No
me reconoce, pero da un respingo al escuchar mi voz. Algo sacude su intelecto,
mucho más despierto de lo que la gente piensa. Su figurada estolidez es, quizá,
la causa principal de que continúe trabajando para la empresa después de mi
“muerte”. De haber sido considerado un peligro potencial, a estas alturas
alguien ya habría tomado la decisión de prescindir de sus servicios.
-¿Quién
eres? –pregunta, sin retirar la mano de su sobaquera, donde sé que guarda la
pistola.
-Soy
Hugo. Hugo Kingsman.
Frunce
el ceño y clava su mirada en mis ojos. Su rostro adopta una expresión de
especulativa perplejidad rompiendo durante unos segundos su habitual impavidez.
Se detiene un momento en las cicatrices que me dejó la paliza de Rothko, medio
ocultas por la espesa barba rubia que me he dejado crecer.
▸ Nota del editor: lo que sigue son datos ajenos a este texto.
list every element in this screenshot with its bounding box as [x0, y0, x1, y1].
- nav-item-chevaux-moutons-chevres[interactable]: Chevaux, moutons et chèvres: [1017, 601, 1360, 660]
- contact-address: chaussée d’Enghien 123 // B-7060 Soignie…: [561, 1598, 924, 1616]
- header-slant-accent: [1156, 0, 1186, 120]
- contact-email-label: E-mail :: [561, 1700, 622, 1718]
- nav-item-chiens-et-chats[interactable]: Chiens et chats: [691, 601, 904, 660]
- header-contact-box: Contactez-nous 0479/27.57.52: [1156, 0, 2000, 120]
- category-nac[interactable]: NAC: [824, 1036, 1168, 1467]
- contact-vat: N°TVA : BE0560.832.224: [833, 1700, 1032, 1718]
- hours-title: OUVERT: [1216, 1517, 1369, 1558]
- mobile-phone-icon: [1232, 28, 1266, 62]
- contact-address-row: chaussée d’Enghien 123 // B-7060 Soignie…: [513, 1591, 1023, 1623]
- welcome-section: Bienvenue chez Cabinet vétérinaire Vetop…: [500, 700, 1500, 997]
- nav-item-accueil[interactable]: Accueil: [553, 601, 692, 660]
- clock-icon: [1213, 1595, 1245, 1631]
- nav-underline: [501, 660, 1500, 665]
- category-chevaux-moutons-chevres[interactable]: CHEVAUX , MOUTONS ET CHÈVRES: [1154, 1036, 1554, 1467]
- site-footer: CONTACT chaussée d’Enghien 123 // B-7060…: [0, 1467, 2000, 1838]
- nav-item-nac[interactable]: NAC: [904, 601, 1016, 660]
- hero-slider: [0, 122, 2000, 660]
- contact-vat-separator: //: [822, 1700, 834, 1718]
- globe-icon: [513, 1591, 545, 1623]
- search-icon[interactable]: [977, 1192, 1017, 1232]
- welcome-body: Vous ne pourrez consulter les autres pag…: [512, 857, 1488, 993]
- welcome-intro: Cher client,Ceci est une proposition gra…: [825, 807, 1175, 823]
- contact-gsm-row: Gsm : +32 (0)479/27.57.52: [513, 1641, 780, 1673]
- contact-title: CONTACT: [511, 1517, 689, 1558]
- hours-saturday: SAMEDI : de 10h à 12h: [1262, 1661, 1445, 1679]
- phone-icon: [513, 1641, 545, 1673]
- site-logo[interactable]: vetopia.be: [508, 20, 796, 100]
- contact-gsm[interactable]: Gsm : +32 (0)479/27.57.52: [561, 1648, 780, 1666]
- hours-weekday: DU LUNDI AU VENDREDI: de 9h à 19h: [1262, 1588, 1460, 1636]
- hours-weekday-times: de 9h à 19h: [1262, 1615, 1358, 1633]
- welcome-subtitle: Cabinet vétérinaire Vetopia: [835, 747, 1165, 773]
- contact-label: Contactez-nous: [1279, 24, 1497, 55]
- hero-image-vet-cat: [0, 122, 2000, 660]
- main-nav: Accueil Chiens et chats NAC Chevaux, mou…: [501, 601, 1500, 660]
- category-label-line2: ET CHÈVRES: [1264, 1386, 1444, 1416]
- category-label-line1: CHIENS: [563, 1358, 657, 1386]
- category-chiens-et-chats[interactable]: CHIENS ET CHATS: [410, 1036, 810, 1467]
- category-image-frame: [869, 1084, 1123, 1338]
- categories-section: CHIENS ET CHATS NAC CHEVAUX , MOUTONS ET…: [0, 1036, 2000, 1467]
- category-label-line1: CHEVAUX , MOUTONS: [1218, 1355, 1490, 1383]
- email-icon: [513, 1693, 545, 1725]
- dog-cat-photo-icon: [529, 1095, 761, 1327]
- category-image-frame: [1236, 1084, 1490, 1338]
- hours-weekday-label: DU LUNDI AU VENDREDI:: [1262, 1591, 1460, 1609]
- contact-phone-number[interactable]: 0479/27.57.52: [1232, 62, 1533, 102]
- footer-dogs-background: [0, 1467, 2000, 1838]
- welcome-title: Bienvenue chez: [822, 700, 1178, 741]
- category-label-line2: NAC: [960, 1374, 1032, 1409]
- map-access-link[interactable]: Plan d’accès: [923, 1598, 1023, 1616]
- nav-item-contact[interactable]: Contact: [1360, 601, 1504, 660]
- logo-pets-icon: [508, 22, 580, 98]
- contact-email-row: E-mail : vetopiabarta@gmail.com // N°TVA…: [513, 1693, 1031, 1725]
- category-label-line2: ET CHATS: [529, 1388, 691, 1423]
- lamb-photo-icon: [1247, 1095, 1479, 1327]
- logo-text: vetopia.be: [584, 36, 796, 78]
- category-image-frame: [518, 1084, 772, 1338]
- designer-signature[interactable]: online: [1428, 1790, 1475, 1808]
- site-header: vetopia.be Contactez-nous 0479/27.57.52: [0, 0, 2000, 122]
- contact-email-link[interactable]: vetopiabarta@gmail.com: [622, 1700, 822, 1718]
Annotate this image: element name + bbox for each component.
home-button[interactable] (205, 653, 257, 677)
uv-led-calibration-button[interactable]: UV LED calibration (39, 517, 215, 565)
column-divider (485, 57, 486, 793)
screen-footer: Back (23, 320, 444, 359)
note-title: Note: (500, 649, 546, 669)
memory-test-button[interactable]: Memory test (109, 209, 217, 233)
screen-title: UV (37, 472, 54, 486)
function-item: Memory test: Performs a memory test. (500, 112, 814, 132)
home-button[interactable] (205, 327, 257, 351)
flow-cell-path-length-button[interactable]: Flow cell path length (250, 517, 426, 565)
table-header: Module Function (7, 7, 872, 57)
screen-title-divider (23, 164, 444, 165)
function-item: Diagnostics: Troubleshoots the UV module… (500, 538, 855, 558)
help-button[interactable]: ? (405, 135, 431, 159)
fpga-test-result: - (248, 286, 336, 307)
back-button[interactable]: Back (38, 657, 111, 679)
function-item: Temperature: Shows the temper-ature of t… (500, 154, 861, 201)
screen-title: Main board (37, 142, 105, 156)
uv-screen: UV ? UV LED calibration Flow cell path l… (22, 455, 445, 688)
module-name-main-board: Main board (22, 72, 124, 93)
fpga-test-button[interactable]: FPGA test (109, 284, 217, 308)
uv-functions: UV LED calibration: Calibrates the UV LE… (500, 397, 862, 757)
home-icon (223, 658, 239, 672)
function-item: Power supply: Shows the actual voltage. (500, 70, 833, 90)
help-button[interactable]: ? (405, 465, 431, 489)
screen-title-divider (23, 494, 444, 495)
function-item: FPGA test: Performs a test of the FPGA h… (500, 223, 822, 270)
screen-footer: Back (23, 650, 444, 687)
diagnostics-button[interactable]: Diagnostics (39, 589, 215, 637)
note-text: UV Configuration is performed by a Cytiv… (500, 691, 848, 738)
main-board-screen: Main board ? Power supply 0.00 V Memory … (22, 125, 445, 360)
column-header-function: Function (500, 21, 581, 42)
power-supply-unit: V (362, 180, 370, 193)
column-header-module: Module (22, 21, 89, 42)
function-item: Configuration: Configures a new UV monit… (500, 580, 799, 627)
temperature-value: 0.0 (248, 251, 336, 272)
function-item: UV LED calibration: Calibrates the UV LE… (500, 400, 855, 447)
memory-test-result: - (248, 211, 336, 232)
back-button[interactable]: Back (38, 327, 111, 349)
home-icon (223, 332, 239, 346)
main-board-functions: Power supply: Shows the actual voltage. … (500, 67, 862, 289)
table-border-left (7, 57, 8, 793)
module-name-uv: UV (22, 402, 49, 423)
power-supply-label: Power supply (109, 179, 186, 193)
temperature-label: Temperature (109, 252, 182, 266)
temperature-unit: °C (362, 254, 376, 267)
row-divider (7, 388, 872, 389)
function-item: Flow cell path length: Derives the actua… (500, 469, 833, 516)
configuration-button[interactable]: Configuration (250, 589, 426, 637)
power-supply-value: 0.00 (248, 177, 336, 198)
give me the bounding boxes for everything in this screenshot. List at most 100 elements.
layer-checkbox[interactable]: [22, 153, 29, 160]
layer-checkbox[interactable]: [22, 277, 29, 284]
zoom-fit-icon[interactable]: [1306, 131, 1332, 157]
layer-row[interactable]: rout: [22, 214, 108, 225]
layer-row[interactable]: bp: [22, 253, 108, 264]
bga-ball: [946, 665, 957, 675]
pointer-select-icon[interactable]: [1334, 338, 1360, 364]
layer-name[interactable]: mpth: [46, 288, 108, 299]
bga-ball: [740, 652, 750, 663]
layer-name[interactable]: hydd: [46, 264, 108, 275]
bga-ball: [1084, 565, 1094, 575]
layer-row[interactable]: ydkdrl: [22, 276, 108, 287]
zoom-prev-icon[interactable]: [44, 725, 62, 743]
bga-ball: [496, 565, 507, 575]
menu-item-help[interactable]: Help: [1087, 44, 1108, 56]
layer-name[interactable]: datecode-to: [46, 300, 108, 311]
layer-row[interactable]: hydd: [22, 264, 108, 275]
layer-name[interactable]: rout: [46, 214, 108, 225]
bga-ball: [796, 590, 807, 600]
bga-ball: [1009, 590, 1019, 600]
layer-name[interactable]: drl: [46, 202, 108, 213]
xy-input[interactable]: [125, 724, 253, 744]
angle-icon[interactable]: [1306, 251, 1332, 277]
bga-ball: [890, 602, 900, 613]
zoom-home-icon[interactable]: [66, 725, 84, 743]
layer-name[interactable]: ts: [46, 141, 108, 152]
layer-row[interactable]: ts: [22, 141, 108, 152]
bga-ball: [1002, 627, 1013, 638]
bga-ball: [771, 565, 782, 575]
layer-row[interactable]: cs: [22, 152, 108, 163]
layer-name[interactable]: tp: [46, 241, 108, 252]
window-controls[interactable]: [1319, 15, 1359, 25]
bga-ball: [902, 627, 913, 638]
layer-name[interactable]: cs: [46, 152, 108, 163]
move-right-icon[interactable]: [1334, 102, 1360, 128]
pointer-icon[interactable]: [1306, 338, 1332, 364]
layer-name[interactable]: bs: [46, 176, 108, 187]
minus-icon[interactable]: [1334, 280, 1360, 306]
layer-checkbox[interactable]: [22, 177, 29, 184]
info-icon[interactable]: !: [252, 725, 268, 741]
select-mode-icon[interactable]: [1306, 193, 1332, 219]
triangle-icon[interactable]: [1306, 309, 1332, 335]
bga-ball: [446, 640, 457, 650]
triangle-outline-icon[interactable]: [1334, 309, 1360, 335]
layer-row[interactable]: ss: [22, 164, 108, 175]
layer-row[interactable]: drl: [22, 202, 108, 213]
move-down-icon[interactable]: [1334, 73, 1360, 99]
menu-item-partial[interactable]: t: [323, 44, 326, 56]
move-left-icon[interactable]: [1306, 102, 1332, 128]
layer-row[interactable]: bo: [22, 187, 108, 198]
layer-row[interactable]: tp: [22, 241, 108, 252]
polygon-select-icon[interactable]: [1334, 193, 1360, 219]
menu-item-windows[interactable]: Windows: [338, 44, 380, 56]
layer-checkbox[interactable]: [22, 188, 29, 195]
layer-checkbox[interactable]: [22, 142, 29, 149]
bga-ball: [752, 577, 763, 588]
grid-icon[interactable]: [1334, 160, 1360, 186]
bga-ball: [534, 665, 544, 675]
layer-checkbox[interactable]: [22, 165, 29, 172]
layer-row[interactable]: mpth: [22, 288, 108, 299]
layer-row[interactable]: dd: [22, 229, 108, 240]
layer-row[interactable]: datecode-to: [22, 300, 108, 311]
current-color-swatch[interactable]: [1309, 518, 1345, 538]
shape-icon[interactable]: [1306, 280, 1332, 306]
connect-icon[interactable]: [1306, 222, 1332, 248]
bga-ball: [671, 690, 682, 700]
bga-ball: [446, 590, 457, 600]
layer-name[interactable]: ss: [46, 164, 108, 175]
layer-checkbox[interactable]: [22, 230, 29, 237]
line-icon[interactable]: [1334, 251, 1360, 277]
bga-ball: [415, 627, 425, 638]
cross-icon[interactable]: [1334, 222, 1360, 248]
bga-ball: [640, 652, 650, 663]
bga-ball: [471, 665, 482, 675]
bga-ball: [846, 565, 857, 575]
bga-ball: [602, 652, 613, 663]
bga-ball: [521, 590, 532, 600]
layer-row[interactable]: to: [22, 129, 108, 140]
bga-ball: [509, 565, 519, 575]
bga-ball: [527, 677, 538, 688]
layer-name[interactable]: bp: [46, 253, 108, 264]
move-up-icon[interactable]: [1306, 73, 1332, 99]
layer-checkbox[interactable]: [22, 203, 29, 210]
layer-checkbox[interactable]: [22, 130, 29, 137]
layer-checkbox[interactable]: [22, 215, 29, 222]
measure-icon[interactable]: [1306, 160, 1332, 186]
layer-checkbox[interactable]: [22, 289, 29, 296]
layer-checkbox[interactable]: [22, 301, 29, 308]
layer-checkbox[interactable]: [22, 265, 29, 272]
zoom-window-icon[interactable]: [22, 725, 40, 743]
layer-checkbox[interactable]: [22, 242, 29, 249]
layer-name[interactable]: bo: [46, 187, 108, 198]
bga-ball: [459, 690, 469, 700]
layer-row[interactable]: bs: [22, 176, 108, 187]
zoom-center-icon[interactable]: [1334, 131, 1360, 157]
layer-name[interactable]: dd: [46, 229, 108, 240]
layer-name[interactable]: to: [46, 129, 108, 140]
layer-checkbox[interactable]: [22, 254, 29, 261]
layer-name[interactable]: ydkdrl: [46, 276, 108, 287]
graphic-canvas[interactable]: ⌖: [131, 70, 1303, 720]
Después, desciende
hasta mis piernas, delgadas e invisibles bajo los anchos pantalones de pana que
llevo, pero firmes sobre el suelo.
-¿Usted?
Usted no puede ser quien dice. El señor Kingsman está muerto.
-¿Sí,
Roberto? ¿Y cómo morí? Tengo curiosidad por saberlo.
Mi
chófer vacila un instante al escuchar mi voz de nuevo. Finalmente hace lo que
suponía que iba a hacer desde el primer momento. Saca su pistola y me apunta
con ella.
-Si
es usted mi jefe, debería recordar cómo se llamaba el chico al que perdonó la
vida en mi presencia, la última vez que nos vimos.
-Claro,
Roberto. Lo recuerdo perfectamente. Pobre chico, creo que dijo que tenía un
hijo o una hija… una niña de tres años. Tiene veintiún años y estaba ahorrando
para casarse. ¿Verdad?
-¿Cómo
se llamaba? –vuelve a preguntar, aunque esta vez su voz suena teñida de
emoción. El brazo que sostiene el arma empieza a bajar y ya no me apunta a mí. En
su fuero interno, y a pesar de lo extraño de la situación, está convencido de
que digo la verdad, aunque no sea capaz de explicárselo.
-Javier
Pulido. Ese era su nombre. O es su nombre, ya que respeté su vida, tal y como
le prometí.
-Hizo
usted bien, jefe. Es un buen chico, y, quizá, ahora sea su mejor posibilidad
para seguir con vida –dice bajando la pistola y volviéndola a guardar en su
funda. Luego lanza una mirada alrededor, sobre todo a las ventanas del edificio
donde están (estaban) mis oficinas y me dice en tono imperioso-. Rápido, suba
al coche. Será mejor que salgamos de aquí.
Me
observa caminar hacia la puerta, todavía con gesto de asombro. Él no era más
que un empleado secundario, no tenía acceso a la información relativa a mis
proyectos, y menos aún a mis planes para someterme a la operación que me ha
devuelto las piernas, así que su sorpresa debe ser mayúscula.
Me
abre la puerta trasera, como solía hacer antaño, aunque esta vez sin bajar la
plataforma para la silla de ruedas. Después, cierra de un portazo y arranca el
coche. No parece asustado, pero se mueve con rapidez, lo que significa que
corremos peligro.
-¿Tiene
algún sitio adónde ir, jefe?
-Ahora
mismo soy un sintecho, Roberto. Y no hace falta que me sigas llamando jefe.
Técnicamente no existo siquiera, así que no puedo tener empleados.
Roberto
sonríe bajo su bigote. Es la primera vez que le veo hacerlo.
-Bueno,
jefe, quedará entre nosotros, si le parece. Y, ya que no tiene alojamiento,
espero que no le importe que le consiga uno.
-¿Tu
casa? ¿Dónde vives? Nunca llegué a preguntártelo.
-Mi
casa no. Está vigilada. O lo estará, en cuanto dé usted señales de vida. Será
el primer lugar en el que piensen. Conozco un sitio mejor, de un amigo mío. O,
mejor dicho, nuestro. De hecho, le debe a usted la vida; no se me ocurre mejor
recomendación que esa.
-¿Un
amigo? ¿Qué amigo?
-Usted
sabe quién es, jefe. Se llama Javier Pulido.